The consequence? Staff names, email addresses, phone and fax numbers, and more have been grabbed by the hackers, alongside the names, email addresses and plaintext passwords of over 8000 subscribers.

HackRead reports that the hackers had a seasonal explanation for the breach:

BECAUSE XMAS IS COMING AND WE HAD TO DO SOMETHING FOR FUN SO WE DID IT FOR THE LULZ

Funny? I’m not so sure. After all, it’s not out of this world to imagine that the personal information and credentials (which have been published on the web) could assist online criminals in launching phishing attacks or targeting organisations with malware.

And then, of course, there’s the potential risk that hackers could take the passwords exposed by this breach and use them to unlock other online accounts.

Steve Ragan of CSO analysed the 8,107 passwords that were leaked, discovering that 39% were just three letters long.

You don’t win any prizes for guessing that at least some of the users chose “esa” as their password.
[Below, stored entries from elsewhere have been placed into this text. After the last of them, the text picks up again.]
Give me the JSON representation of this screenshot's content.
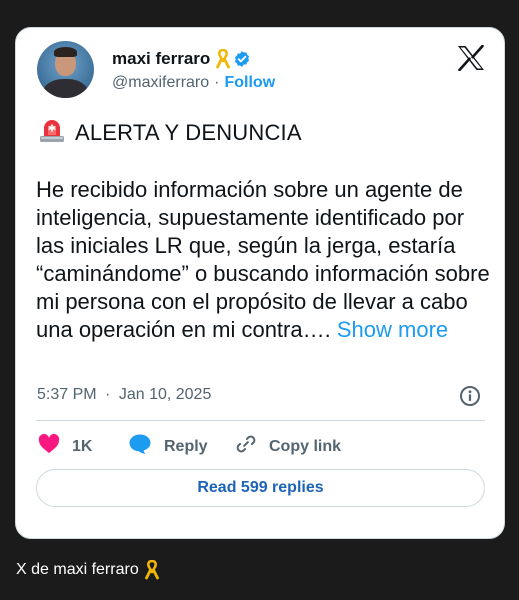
{
  "author": {
    "name": "maxi ferraro",
    "handle": "@maxiferraro",
    "separator": "·",
    "follow_label": "Follow"
  },
  "tweet": {
    "alert_icon": "rotating-light-emoji",
    "alert_heading": "ALERTA Y DENUNCIA",
    "body": "He recibido información sobre un agente de inteligencia, supuestamente identificado por las iniciales LR que, según la jerga, estaría “caminándome” o buscando información sobre mi persona con el propósito de llevar a cabo una operación en mi contra….",
    "show_more": "Show more",
    "time": "5:37 PM",
    "date_separator": "·",
    "date": "Jan 10, 2025"
  },
  "actions": {
    "like_count": "1K",
    "reply_label": "Reply",
    "copy_link_label": "Copy link"
  },
  "read_replies_label": "Read 599 replies",
  "caption": "X de maxi ferraro",
  "colors": {
    "accent": "#1d9bf0",
    "like": "#f91880",
    "text": "#0f1419",
    "muted": "#536471",
    "background": "#1b1b1b"
  }
}
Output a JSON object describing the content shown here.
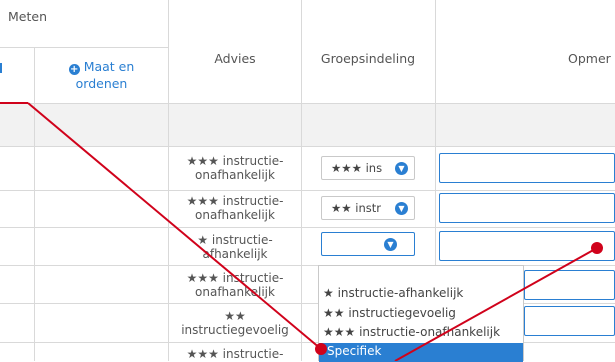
{
  "header": {
    "group_meten": "Meten",
    "maat_en_ordenen_line1": "Maat en",
    "maat_en_ordenen_line2": "ordenen",
    "advies": "Advies",
    "groepsindeling": "Groepsindeling",
    "opmerkingen_partial": "Opmer"
  },
  "rows": [
    {
      "advies_line1": "★★★ instructie-",
      "advies_line2": "onafhankelijk",
      "groep": "★★★ ins"
    },
    {
      "advies_line1": "★★★ instructie-",
      "advies_line2": "onafhankelijk",
      "groep": "★★ instr"
    },
    {
      "advies_line1": "★ instructie-",
      "advies_line2": "afhankelijk",
      "groep": ""
    },
    {
      "advies_line1": "★★★ instructie-",
      "advies_line2": "onafhankelijk"
    },
    {
      "advies_line1": "★★",
      "advies_line2": "instructiegevoelig"
    },
    {
      "advies_line1": "★★★ instructie-",
      "advies_line2": ""
    }
  ],
  "dropdown": {
    "options": [
      "★ instructie-afhankelijk",
      "★★ instructiegevoelig",
      "★★★ instructie-onafhankelijk"
    ],
    "highlighted": "Specifiek"
  },
  "colors": {
    "accent": "#2a7fd2",
    "annotation": "#d0021b",
    "band": "#f2f2f2"
  },
  "icons": {
    "chevron": "chevron-down-icon",
    "plus": "plus-circle-icon"
  }
}
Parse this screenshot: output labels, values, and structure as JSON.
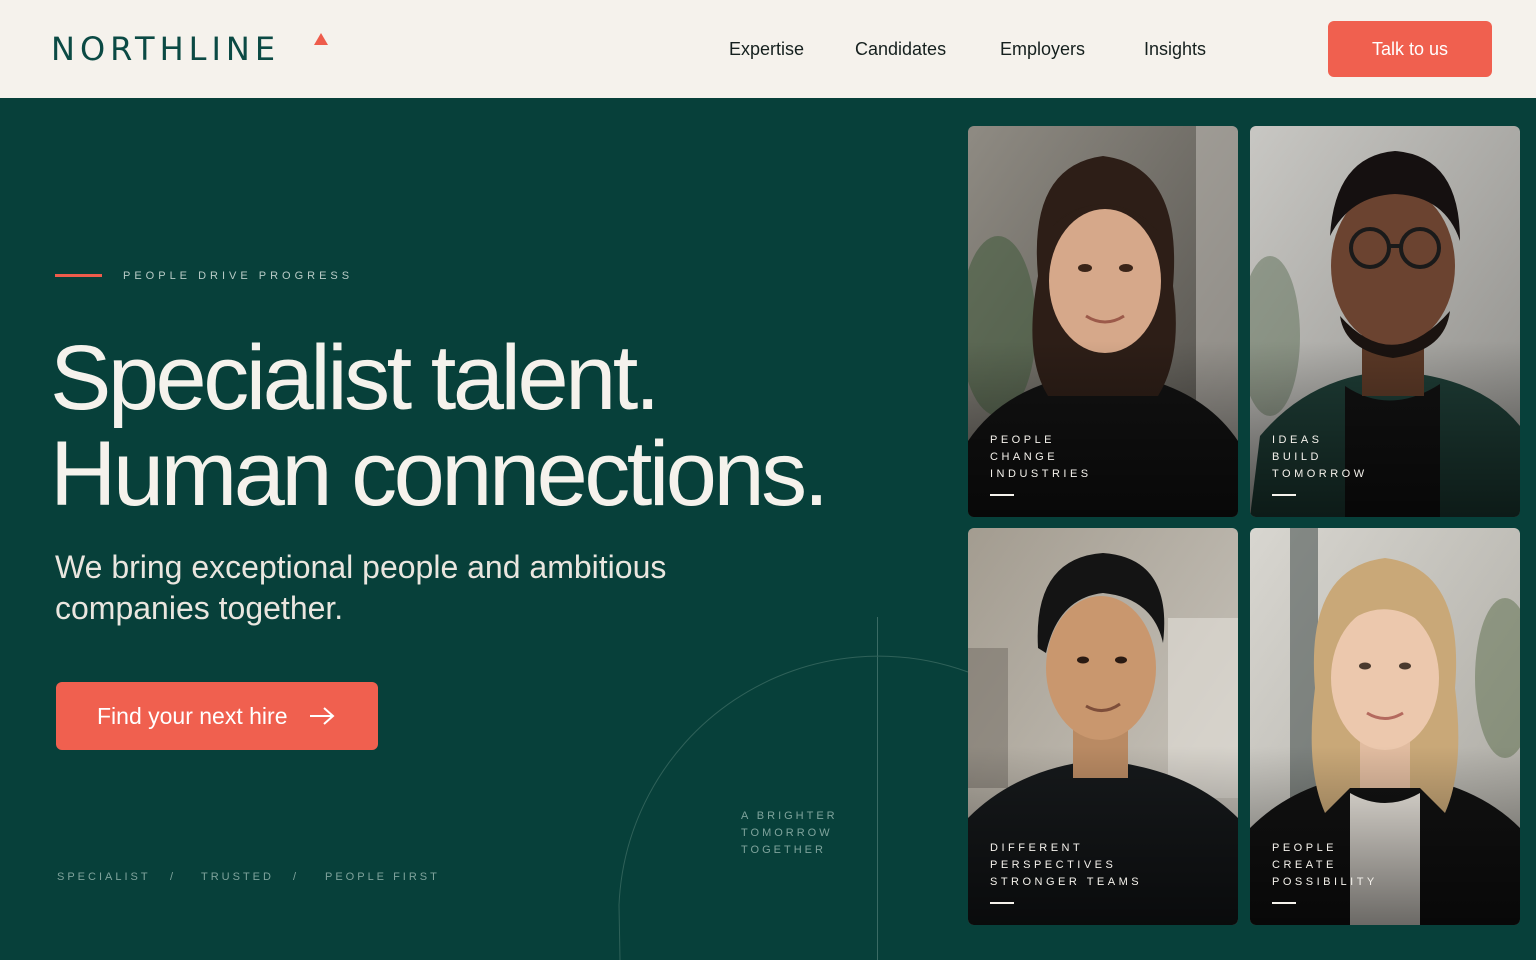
{
  "header": {
    "logo": "NORTHLINE",
    "nav": [
      "Expertise",
      "Candidates",
      "Employers",
      "Insights"
    ],
    "cta_label": "Talk to us"
  },
  "hero": {
    "eyebrow": "PEOPLE DRIVE PROGRESS",
    "headline": [
      "Specialist talent.",
      "Human connections."
    ],
    "subhead": "We bring exceptional people and ambitious companies together.",
    "cta_label": "Find your next hire",
    "tags": [
      "SPECIALIST",
      "/",
      "TRUSTED",
      "/",
      "PEOPLE FIRST"
    ],
    "decor_text": [
      "A BRIGHTER",
      "TOMORROW",
      "TOGETHER"
    ]
  },
  "cards": [
    {
      "caption": [
        "PEOPLE",
        "CHANGE",
        "INDUSTRIES"
      ]
    },
    {
      "caption": [
        "IDEAS",
        "BUILD",
        "TOMORROW"
      ]
    },
    {
      "caption": [
        "DIFFERENT",
        "PERSPECTIVES",
        "STRONGER TEAMS"
      ]
    },
    {
      "caption": [
        "PEOPLE",
        "CREATE",
        "POSSIBILITY"
      ]
    }
  ],
  "colors": {
    "accent": "#f0604f",
    "background": "#07403a",
    "header_bg": "#f5f2ec",
    "brand_text": "#0b4a44"
  },
  "icons": {
    "logo_mark": "triangle-icon",
    "cta_arrow": "arrow-right-icon"
  }
}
Sigh…

If you have ever created an account on the ESA website, my advice would be to ensure that you are not using the same password on any other website (unique passwords are a good idea for everybody to be honest), and to be suspicious of any unsolicited emails that you might receive.

Meanwhile, one hopes that the Esa will have learnt its lesson and conduct a thorough security review of its websites. Too many organisations are failing to properly secure their passwords and falling foul of SQL vulnerabilities, making it too easy for online criminals to steal sensitive data.